Pitch Detection with Convolutional Networks

(0xfe.blogspot.com)

83 points | by zeroxfe 1524 days ago

10 comments

  • oever 1524 days ago
    Just the other day I discovered what a big research field, Music Information Retrieval, this is.

    Here is the video archive of a recent conference on the topic.

    https://ismir2019.ewi.tudelft.nl/

    There are some FOSS applications e.g. https://www.sonicvisualiser.org/ but I'm surprised how bad the results of the analysis are. Intuitively, it seems such a simple problem.

  • unlinked_dll 1524 days ago
    Using synthesized audio from midi seems like an atrocious way to train a neural net for pitch detection. It's also not particularly difficult to detect pitch on such sounds, you should mess with it a bit to remove the fundamental, add inharmonic tones, noise, vibrato, etc. Just counting zero crossings is enough for most of that data.

    Side note: cepstral processing is going to be a lot more effective than spectrograms, and preprocessing is cheaper than training the ANN.

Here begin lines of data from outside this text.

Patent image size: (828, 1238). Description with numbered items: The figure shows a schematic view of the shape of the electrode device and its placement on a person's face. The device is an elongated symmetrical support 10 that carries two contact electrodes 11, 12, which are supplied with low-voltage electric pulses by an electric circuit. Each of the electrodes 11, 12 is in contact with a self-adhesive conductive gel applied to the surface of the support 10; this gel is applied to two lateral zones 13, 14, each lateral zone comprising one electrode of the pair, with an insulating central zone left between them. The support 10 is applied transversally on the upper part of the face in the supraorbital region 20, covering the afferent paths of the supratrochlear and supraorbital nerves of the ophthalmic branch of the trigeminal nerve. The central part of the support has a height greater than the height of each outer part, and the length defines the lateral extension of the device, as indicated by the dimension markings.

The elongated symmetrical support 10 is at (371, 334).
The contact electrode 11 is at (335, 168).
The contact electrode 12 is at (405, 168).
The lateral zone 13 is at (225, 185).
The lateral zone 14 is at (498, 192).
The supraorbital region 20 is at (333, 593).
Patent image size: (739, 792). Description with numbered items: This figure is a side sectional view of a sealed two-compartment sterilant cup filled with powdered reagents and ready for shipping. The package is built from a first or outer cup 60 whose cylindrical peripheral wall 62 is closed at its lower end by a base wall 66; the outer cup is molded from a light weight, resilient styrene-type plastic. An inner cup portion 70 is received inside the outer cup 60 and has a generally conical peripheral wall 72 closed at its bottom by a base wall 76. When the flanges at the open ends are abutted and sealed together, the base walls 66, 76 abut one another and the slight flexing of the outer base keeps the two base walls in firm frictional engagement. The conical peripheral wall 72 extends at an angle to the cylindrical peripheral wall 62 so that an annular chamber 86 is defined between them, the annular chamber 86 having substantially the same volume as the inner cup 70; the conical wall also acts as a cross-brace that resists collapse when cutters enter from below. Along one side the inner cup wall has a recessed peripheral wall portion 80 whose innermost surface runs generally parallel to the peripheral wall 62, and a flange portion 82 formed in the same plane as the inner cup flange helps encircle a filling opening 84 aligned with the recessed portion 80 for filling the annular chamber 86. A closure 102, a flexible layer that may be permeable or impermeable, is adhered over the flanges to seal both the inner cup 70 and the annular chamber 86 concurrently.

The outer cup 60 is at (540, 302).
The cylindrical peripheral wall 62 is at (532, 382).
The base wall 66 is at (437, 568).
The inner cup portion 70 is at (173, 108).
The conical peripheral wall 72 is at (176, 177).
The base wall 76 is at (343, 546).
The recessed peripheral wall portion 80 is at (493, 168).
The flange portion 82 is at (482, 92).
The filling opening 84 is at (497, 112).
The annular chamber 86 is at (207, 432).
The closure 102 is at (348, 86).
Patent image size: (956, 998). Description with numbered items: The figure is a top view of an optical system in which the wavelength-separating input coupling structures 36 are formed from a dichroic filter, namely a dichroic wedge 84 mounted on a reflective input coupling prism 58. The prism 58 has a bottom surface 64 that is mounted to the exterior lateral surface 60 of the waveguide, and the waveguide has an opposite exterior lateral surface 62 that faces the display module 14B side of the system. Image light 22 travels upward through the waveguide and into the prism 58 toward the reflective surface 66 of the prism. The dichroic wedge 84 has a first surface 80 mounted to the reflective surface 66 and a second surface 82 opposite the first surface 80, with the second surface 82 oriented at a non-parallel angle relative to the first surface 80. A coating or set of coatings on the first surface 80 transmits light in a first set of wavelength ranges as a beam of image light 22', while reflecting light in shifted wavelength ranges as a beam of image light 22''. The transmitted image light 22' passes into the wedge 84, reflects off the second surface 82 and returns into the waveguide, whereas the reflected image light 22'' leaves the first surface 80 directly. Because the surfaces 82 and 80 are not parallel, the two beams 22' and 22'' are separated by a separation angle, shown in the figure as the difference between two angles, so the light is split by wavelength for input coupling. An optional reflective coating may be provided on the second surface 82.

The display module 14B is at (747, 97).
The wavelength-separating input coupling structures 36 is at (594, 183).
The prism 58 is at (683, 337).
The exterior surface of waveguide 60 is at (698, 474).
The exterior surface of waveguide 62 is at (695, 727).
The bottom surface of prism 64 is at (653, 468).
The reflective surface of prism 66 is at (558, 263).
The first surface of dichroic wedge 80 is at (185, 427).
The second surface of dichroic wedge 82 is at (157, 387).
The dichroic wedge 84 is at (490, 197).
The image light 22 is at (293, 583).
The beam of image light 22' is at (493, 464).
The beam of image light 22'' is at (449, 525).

    • zeroxfe 1524 days ago
      > Using synthesized audio from midi seems like an atrocious way to train a neural net for pitch detection.

      Not sure why you think so. Almost everything you suggested (missing fundamentals, noise, vibrato, reverb, velocity, distortion, etc.) can be synthesized with tools like sox. It worked very well for me. :-)

      > cepstral processing is going to be a lot more effective than spectrograms, and preprocessing is cheaper than training the ANN.

      I did do this in my initial attempts, and found no improvement over spectrograms. Turns out NNs can learn log nonlinearities quite easily. (EDIT: to be precise, I calculated the mel-cepstrum and fed it to the network.)

      • matheist 1523 days ago
        > to be precise, I calculated the mel-cepstrum and fed it to the network

        The mel scale cepstrum is inappropriate for pitch detection. You want to use the cepstrum without scaling frequencies. Take the fourier transform, normalize, take logarithms[+], then (inverse) fourier transform in the frequency domain.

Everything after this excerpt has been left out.